(Note: This is cross-posted from my Globe and Mail blog)
“Never pick a fight with someone who buys ink by the barrel,” Mark Twain reportedly said, by which he presumably meant that one should think twice before making a writer or journalist mad. In Hollywood, the writers who create most of our TV shows and movies (and yes, I’m including Canada in that) are definitely mad, and they are showing it by doing what they do best: writing.
Some are writing opinion pieces for traditional media such as the New York Times and Newsweek, while others are taking their case online. Thanks to the Internet, writers can not only whip together and publish a blog for virtually nothing, but can also create and upload video to promote their case against the big studios and TV networks.
On the Web, in other words, ink doesn’t just come by the barrel; it’s virtually unlimited, and almost free. And it gives the writers a powerful platform to advance their case that they didn’t have during their last strike in 1989.

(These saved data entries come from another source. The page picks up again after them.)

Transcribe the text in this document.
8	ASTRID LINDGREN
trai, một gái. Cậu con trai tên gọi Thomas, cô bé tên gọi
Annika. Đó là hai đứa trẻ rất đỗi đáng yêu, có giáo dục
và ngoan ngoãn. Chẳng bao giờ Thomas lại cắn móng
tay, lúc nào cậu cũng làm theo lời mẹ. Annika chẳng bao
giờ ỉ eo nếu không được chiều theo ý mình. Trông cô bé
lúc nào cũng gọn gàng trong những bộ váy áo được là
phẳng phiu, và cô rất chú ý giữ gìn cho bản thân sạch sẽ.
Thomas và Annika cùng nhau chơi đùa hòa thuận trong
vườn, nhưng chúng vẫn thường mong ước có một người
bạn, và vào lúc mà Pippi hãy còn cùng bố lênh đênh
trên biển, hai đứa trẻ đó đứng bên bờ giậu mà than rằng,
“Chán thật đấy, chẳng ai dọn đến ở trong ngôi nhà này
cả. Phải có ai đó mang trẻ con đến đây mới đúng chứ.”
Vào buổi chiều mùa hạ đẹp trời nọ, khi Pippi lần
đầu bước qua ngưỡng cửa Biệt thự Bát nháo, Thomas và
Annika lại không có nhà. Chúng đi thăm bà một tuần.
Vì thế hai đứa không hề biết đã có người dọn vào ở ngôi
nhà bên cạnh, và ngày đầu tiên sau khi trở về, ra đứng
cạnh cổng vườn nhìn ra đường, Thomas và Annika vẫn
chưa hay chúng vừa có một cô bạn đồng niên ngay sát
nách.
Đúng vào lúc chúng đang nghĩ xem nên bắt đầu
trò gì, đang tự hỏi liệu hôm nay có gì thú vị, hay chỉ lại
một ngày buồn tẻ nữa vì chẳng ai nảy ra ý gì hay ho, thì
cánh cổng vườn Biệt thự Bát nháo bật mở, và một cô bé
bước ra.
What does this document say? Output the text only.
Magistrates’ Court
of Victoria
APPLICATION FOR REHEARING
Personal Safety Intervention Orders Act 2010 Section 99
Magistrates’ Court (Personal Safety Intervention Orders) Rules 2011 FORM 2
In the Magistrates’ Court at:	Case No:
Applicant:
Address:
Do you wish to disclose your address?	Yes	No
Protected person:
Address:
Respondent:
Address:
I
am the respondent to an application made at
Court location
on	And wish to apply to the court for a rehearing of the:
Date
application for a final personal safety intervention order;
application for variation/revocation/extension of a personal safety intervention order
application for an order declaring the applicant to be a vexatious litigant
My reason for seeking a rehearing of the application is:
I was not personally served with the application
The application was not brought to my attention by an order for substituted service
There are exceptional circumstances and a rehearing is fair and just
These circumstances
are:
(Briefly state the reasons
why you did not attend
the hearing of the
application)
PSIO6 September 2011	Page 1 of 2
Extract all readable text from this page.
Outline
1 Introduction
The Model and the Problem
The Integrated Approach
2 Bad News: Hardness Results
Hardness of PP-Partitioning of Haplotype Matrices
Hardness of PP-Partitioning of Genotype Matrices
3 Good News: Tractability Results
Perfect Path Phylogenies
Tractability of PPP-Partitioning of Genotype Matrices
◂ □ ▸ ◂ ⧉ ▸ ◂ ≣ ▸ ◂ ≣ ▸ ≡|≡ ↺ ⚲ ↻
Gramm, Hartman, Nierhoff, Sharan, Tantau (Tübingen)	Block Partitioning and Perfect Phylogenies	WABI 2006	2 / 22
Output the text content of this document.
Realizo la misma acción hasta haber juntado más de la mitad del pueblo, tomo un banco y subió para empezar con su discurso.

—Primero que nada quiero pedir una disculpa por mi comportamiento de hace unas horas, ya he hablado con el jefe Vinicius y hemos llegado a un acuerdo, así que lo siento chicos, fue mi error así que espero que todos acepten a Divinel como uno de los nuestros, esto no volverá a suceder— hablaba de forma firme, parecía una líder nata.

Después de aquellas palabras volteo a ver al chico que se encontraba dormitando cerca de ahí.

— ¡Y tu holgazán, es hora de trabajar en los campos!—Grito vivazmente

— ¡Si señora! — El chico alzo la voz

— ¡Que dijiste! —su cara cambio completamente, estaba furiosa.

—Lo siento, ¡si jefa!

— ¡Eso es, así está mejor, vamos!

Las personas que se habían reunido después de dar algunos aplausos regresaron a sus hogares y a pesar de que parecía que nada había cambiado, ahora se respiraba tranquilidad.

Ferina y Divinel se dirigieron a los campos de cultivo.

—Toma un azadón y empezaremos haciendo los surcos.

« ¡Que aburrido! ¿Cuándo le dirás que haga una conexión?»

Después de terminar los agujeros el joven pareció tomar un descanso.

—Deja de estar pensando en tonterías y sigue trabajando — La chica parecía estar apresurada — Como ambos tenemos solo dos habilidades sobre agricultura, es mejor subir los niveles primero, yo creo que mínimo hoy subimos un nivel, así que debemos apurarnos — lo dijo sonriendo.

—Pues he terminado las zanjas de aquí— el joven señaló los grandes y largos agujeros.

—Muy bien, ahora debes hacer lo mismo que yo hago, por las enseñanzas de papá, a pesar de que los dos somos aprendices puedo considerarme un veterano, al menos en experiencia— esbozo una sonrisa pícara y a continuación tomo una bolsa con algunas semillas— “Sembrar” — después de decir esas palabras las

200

It’s more than a little ironic, in fact, that the very tools content owners are using to generate new revenue — which the writers say they are being denied a share of — are the same tools writers are using to get their message out. One of the central gathering points for strike information online is UnitedHollywood, a blog created by several union organizers with the Writers Guild, which keeps track of commentary both online and off about the strike, including videos and photo galleries.
The site features a video by the writers of The Daily Show, the popular satirical news show, in which the writers put on a version of the show from a desk set up in the middle of a picket line. Another video from the writers of The Colbert Report is a hilarious satire of a studio executive.
Other videos from the picket line include one that features an interview with the showrunner (or senior writer) from Everybody Hates Chris, in which he is joined by former child actor Todd Bridges, as well as one with comedian Sarah Silverman and several of the actors from her new show.
Other stars who show up in videos linked to from UnitedHollywood include Ray Romano, Jason Alexander, Zach Braff, Nicolette Sheridan, Ben Stiller, Sally Field and director-producer Garry Marshall. Many of the videos are also linked to from a strikers’ blog called StrikePoints. Most of the videos have been uploaded to a channel on YouTube, and several of them have gotten 5,000 views or more in just one or two days. One video featuring the writers from The Office has gotten almost 500,000 views in less than a week and has over a thousand comments.
In the video by the team from The Daily Show, the writers do pretty much the same thing they do on the show itself: they create a pseudo news-clip that pokes fun at an important issue, but that also manages to sneak in a bunch of facts in order to make a real point.
The point of that video and others on the site is that the corporations behind the major studios and TV networks are telling shareholders and analysts one thing about online revenues, and telling writers another. While the videos are amusing, the quotes that they use from executives such as Viacom chairman Sumner Redstone and CEO Phillipe Dauman — in addition to the slides that are included from various corporate presentations to investors and analysts — are fairly damning.
In a nutshell, the major media conglomerates have promised hundreds of millions of dollars in extra revenue from online and digital media such as “webisodes,” cellphone clips, streaming Web video and other services. In negotiations with the Guild, however, the companies in charge of the talks say digital media is too new to be able to gauge what kind of revenue might be available in the future, and so are promising very little.
Although the strike is only a week old, all the online lobbying by writers seems to be working: According to an article in Variety, two surveys show that writers have the support of more than 60 per cent of the people surveyed, while the studios and networks have the support of less than 10 per cent.